Of the three cars, the Ford Mustang looks the closest to the real thing, and that’s a tremendous amount of pride to Rushbrook.

“You get the long hood, the short deck, the short overhangs, the front wheels forward, just from a distance, even without looking at the detail, it is very clearly a Mustang,” Rushbrook said.

“Then the opportunity, more opportunity, than we’ve ever had to put in the design detail, all the design cues, the headlights, the grilles, three dimensions and depth of the grille, the whole side of the car and back of the car. We never had that much freedom before.

“When you look at this thing, especially when we get to show these side by side, it is a Mustang. We think we have all those cues carried over.”

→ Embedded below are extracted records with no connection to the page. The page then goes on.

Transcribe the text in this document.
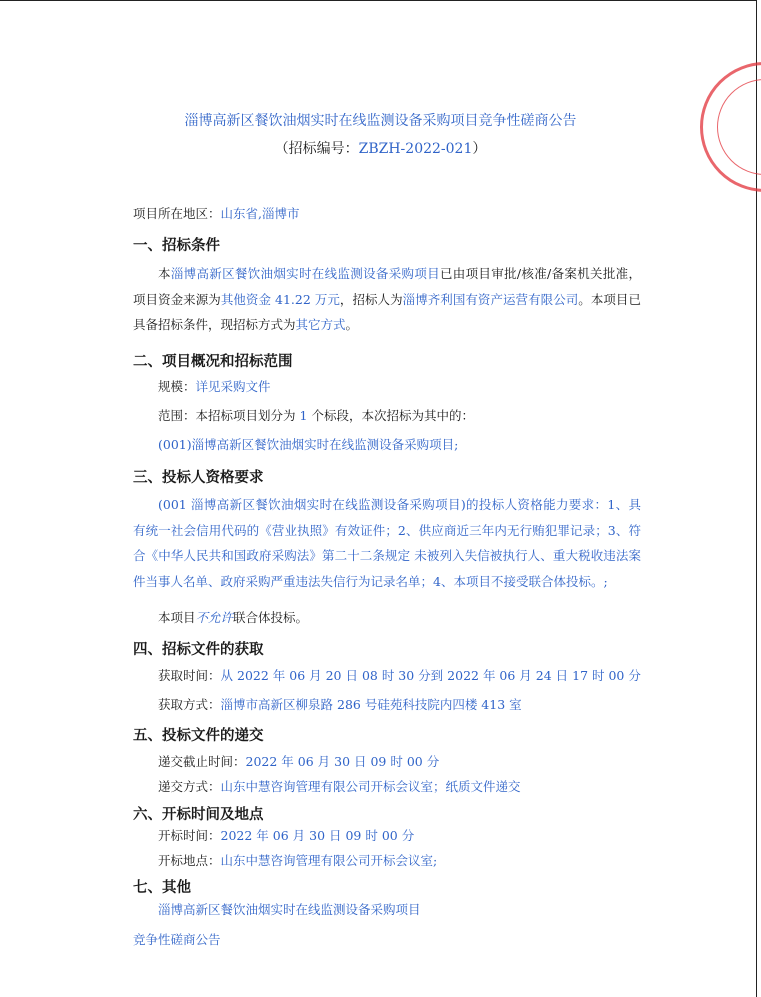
淄博高新区餐饮油烟实时在线监测设备采购项目竞争性磋商公告
（招标编号：ZBZH-2022-021）
项目所在地区：山东省,淄博市
一、招标条件
本淄博高新区餐饮油烟实时在线监测设备采购项目已由项目审批/核准/备案机关批准，项目资金来源为其他资金 41.22 万元，招标人为淄博齐利国有资产运营有限公司。本项目已具备招标条件，现招标方式为其它方式。
二、项目概况和招标范围
规模：详见采购文件
范围：本招标项目划分为 1 个标段，本次招标为其中的：
(001)淄博高新区餐饮油烟实时在线监测设备采购项目;
三、投标人资格要求
(001 淄博高新区餐饮油烟实时在线监测设备采购项目)的投标人资格能力要求：1、具有统一社会信用代码的《营业执照》有效证件；2、供应商近三年内无行贿犯罪记录；3、符合《中华人民共和国政府采购法》第二十二条规定 未被列入失信被执行人、重大税收违法案件当事人名单、政府采购严重违法失信行为记录名单；4、本项目不接受联合体投标。;
本项目不允许联合体投标。
四、招标文件的获取
获取时间：从 2022 年 06 月 20 日 08 时 30 分到 2022 年 06 月 24 日 17 时 00 分
获取方式：淄博市高新区柳泉路 286 号硅苑科技院内四楼 413 室
五、投标文件的递交
递交截止时间：2022 年 06 月 30 日 09 时 00 分
递交方式：山东中慧咨询管理有限公司开标会议室；纸质文件递交
六、开标时间及地点
开标时间：2022 年 06 月 30 日 09 时 00 分
开标地点：山东中慧咨询管理有限公司开标会议室;
七、其他
淄博高新区餐饮油烟实时在线监测设备采购项目
竞争性磋商公告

The three manufacturers spent countless hours in the windtunnel with their designs until NASCAR was sure that competitive parity had been achieved.

That required give-and-take amongst the three friendly rivals, too.

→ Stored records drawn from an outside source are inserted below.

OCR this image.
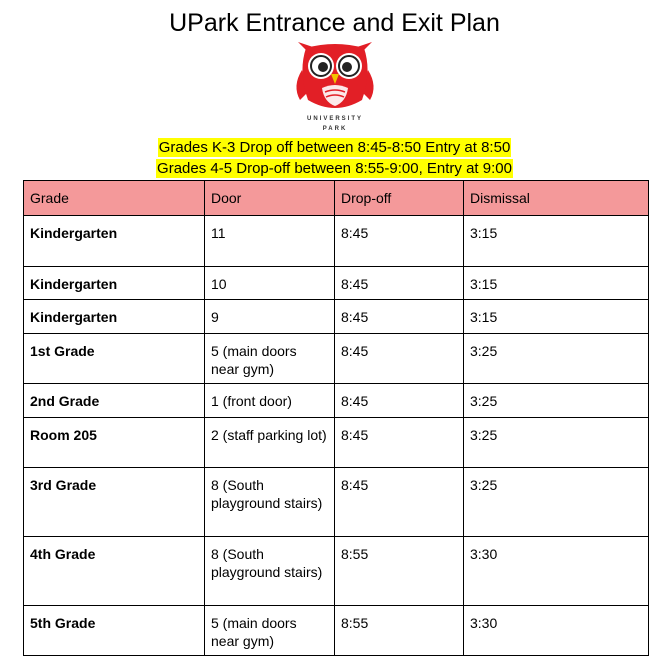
UPark Entrance and Exit Plan
UNIVERSITY
PARK
Grades K-3 Drop off between 8:45-8:50 Entry at 8:50
Grades 4-5 Drop-off between 8:55-9:00, Entry at 9:00
Grade	Door	Drop-off	Dismissal
Kindergarten	11	8:45	3:15
Kindergarten	10	8:45	3:15
Kindergarten	9	8:45	3:15
1st Grade	5 (main doors near gym)	8:45	3:25
2nd Grade	1 (front door)	8:45	3:25
Room 205	2 (staff parking lot)	8:45	3:25
3rd Grade	8 (South playground stairs)	8:45	3:25
4th Grade	8 (South playground stairs)	8:55	3:30
5th Grade	5 (main doors near gym)	8:55	3:30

In working with the OEMs, NASCAR essentially created several ‘no zones,’ where all three cars would have identical panels. That’s most notably reflected on the door panels and posts. NASCAR gave the manufacturers the bumpers and the hoods.

Specifically, each car type has its own distinctive cooling duct designs.

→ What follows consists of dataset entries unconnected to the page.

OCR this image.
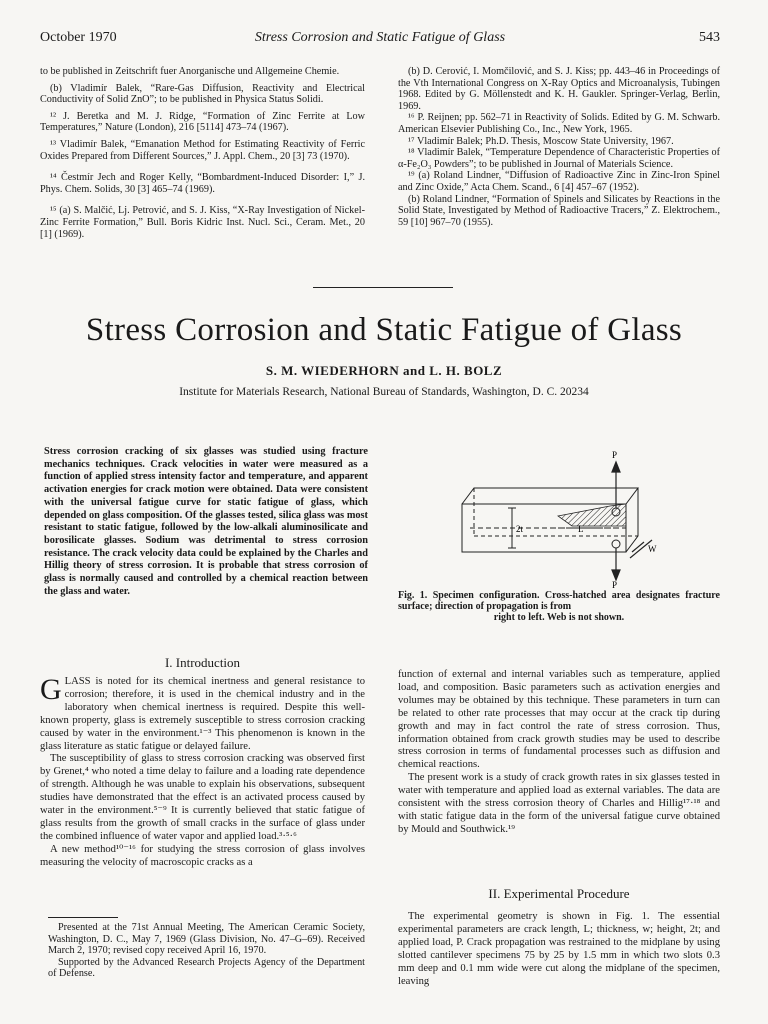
October 1970	Stress Corrosion and Static Fatigue of Glass	543

to be published in Zeitschrift fuer Anorganische und Allgemeine Chemie.

(b) Vladimír Balek, “Rare-Gas Diffusion, Reactivity and Electrical Conductivity of Solid ZnO”; to be published in Physica Status Solidi.

¹² J. Beretka and M. J. Ridge, “Formation of Zinc Ferrite at Low Temperatures,” Nature (London), 216 [5114] 473–74 (1967).

¹³ Vladimír Balek, “Emanation Method for Estimating Reactivity of Ferric Oxides Prepared from Different Sources,” J. Appl. Chem., 20 [3] 73 (1970).

¹⁴ Čestmír Jech and Roger Kelly, “Bombardment-Induced Disorder: I,” J. Phys. Chem. Solids, 30 [3] 465–74 (1969).

¹⁵ (a) S. Malčić, Lj. Petrović, and S. J. Kiss, “X-Ray Investigation of Nickel-Zinc Ferrite Formation,” Bull. Boris Kidric Inst. Nucl. Sci., Ceram. Met., 20 [1] (1969).

(b) D. Cerović, I. Momčilović, and S. J. Kiss; pp. 443–46 in Proceedings of the Vth International Congress on X-Ray Optics and Microanalysis, Tubingen 1968. Edited by G. Möllenstedt and K. H. Gaukler. Springer-Verlag, Berlin, 1969.

¹⁶ P. Reijnen; pp. 562–71 in Reactivity of Solids. Edited by G. M. Schwarb. American Elsevier Publishing Co., Inc., New York, 1965.

¹⁷ Vladimír Balek; Ph.D. Thesis, Moscow State University, 1967.

¹⁸ Vladimír Balek, “Temperature Dependence of Characteristic Properties of α-Fe₂O₃ Powders”; to be published in Journal of Materials Science.

¹⁹ (a) Roland Lindner, “Diffusion of Radioactive Zinc in Zinc-Iron Spinel and Zinc Oxide,” Acta Chem. Scand., 6 [4] 457–67 (1952).

(b) Roland Lindner, “Formation of Spinels and Silicates by Reactions in the Solid State, Investigated by Method of Radioactive Tracers,” Z. Elektrochem., 59 [10] 967–70 (1955).

Stress Corrosion and Static Fatigue of Glass
S. M. WIEDERHORN and L. H. BOLZ
Institute for Materials Research, National Bureau of Standards, Washington, D. C. 20234

Stress corrosion cracking of six glasses was studied using fracture mechanics techniques. Crack velocities in water were measured as a function of applied stress intensity factor and temperature, and apparent activation energies for crack motion were obtained. Data were consistent with the universal fatigue curve for static fatigue of glass, which depended on glass composition. Of the glasses tested, silica glass was most resistant to static fatigue, followed by the low-alkali aluminosilicate and borosilicate glasses. Sodium was detrimental to stress corrosion resistance. The crack velocity data could be explained by the Charles and Hillig theory of stress corrosion. It is probable that stress corrosion of glass is normally caused and controlled by a chemical reaction between the glass and water.

P
P
W
L
2t

Fig. 1. Specimen configuration. Cross-hatched area designates fracture surface; direction of propagation is from

right to left. Web is not shown.

I. Introduction

GLASS is noted for its chemical inertness and general resistance to corrosion; therefore, it is used in the chemical industry and in the laboratory when chemical inertness is required. Despite this well-known property, glass is extremely susceptible to stress corrosion cracking caused by water in the environment.¹⁻³ This phenomenon is known in the glass literature as static fatigue or delayed failure.

The susceptibility of glass to stress corrosion cracking was observed first by Grenet,⁴ who noted a time delay to failure and a loading rate dependence of strength. Although he was unable to explain his observations, subsequent studies have demonstrated that the effect is an activated process caused by water in the environment.⁵⁻⁹ It is currently believed that static fatigue of glass results from the growth of small cracks in the surface of glass under the combined influence of water vapor and applied load.³·⁵·⁶

A new method¹⁰⁻¹⁶ for studying the stress corrosion of glass involves measuring the velocity of macroscopic cracks as a

Presented at the 71st Annual Meeting, The American Ceramic Society, Washington, D. C., May 7, 1969 (Glass Division, No. 47–G–69). Received March 2, 1970; revised copy received April 16, 1970.

Supported by the Advanced Research Projects Agency of the Department of Defense.

function of external and internal variables such as temperature, applied load, and composition. Basic parameters such as activation energies and volumes may be obtained by this technique. These parameters in turn can be related to other rate processes that may occur at the crack tip during growth and may in fact control the rate of stress corrosion. Thus, information obtained from crack growth studies may be used to describe stress corrosion in terms of fundamental processes such as diffusion and chemical reactions.

The present work is a study of crack growth rates in six glasses tested in water with temperature and applied load as external variables. The data are consistent with the stress corrosion theory of Charles and Hillig¹⁷·¹⁸ and with static fatigue data in the form of the universal fatigue curve obtained by Mould and Southwick.¹⁹

II. Experimental Procedure

The experimental geometry is shown in Fig. 1. The essential experimental parameters are crack length, L; thickness, w; height, 2t; and applied load, P. Crack propagation was restrained to the midplane by using slotted cantilever specimens 75 by 25 by 1.5 mm in which two slots 0.3 mm deep and 0.1 mm wide were cut along the midplane of the specimen, leaving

Dr. Eric Warren of Chevrolet said their process began by overlaying the production nose on top of the Next-Gen shell and worked from there.

“You could almost lay the two over in CAD,” Warren said. “Really started with that, took a lot of that actual styling. The Camaro ZL1 is meant to be a track-capable car. A lot of downforce built into it, the way it was engineered as a production car.

“A lot of the things, the cooling vents get talked about, a little different shape on the race car, but same functionality trying to get the air out from under the hood and add downforce. …

“There are some common areas trying to control the aero performance between the cars, wheel openings, around the very edge of the tail that we wanted to put more aggressive styling in it, a couple things. But in general, side-by-side to the person that doesn’t really understand some of the fine details of NASCAR, it was hard to tell them apart really.”

In addition to the spec components, the Next-Gen is also completely symmetrical, which was done to remove sideforce for competition purposes. That provided challenges from a design standpoint but intends to level the playing field between every team.

Wilson joked about agreeing on everything, but there legitimately was a great deal all three OEMs agreed on and wanted to implement for years.

“More technological relevancy,” Wilson said. “Independent suspension, independent rear, independent front, rack-and-pinion steering. There was some low-hanging fruit that we’ve been waiting for years and years and years to bring to the racetrack.

“It took a lot of courage and commitment from the entire industry, all of the OEMs, to say, ‘Okay, let’s do this one right, and let’s address all of these things that we’ve wanted to see on a NASCAR race car for years and years and years.’”

From there, it was just a matter of generating competitive body parity.

Selfishly, Wilson still wants to innovate. He wants to find gray areas of the rule book and exploit them. An engineer by trade, Wilson has been jointly responsible for Toyota victories in the Baja 1000, Sebring 12, Rolex 24 and Pikes Peak Hill Climb.

His counterparts no doubt would feel the same way in a perfect world, but this is no longer a perfect economic climate and concessions were made.

“Make no mistake, this represents a tremendous amount of change, but with change comes opportunity,” Wilson said. “We pride ourselves in our ability to take change and get out there and use those same muscles to discover what maybe NASCAR didn’t anticipate and get there first as early as possible.

“It’s been a journey. I’ll say that.”